A unique feature of Faster R-CNN is that the Backbone Network can be constructed along with popular and preferred CNN architectures (e.g., ResNet and MobileNet). In consideration of the time-consuming and expert involvement required in the lung lesion annotating process, we hypothesize that we should apply the transfer learning technique and fine-tuning strategy for training the model in order to be able to deploy the proposed solution in the multi-development phase. The idea was to first train only the Backbone Network of the Faster R-CNN as an image classifier for classifying lung lesions using roughly labeled data, i.e., lung lesions annotated for the entire image. Due to the abundant amount of lung lesion labeled (on entire image) data available, training the Backbone Network first as an image classifier will help it sufficiently capture the lesion’s characteristics. In urgent situations induced by the pandemic, this classifier may be deployed as an AI-powered lung lesion detection utility that provides overburdened medical professionals a second pair of eyes that support pneumonia COVID-19 diagnosis.

At the same time, we will annotate lung lesion properties. Because this process requires much time and medical expertise, we may only be able to produce a small volume of data compared to the lung lesion images without property labels. After acquiring a sufficient amount of annotated data, we will fine-tune the trained Backbone Network with the two remaining components of Faster R-CNN (i.e. Region Proposal Network and ROI). This process will help the trained Backbone Network evolve into a lung lesion property detector.
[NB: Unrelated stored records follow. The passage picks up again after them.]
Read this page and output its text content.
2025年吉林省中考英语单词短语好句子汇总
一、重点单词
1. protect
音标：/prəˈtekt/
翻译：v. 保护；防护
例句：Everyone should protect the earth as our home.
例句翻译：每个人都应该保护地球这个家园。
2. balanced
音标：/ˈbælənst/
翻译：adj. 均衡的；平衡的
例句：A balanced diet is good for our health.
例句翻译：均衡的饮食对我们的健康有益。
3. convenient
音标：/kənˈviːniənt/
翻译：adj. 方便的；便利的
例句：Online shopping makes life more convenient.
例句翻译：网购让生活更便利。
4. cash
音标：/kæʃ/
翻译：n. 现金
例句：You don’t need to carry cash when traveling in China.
The knowledge gained from previous training for lung lesion classification tasks will be transferred and fine-tuned to the lesion properties detection task by later annotated limited size data.

In summary, we train two classifiers for COVID-19 and lung lesions using Google’s MobileNetV2 [9]. which introduced new architectures of the Convolutional Neural Network (CNN) to improve its performance in mobile and resource-constrained environments. This allows us to deploy our model in embedded design applications. Also, we use Faster R-CNN with the ResNet-50 as the Backbone Network to train the lung lesion properties detector.

4 Experiment and Result

4.1 Training Procedure

In order to get the model (i.e., neural networks) better generalization to unseen data (i.e., evaluating with test data or inferencing realistic data), we preferred the method of training the model in batches of data. The iteration term refers to the total number of times a batch went through the model.

We divided the dataset into multiple 20-CXR batches in order to train two classifier models and fed them to the model for 200,000 iterations. In the case of the lung lesion property detector, due to the small size of the dataset used, we partitioned them into 2-CXR batches (ten times smaller) and fed them into the model for 10,000 iterations.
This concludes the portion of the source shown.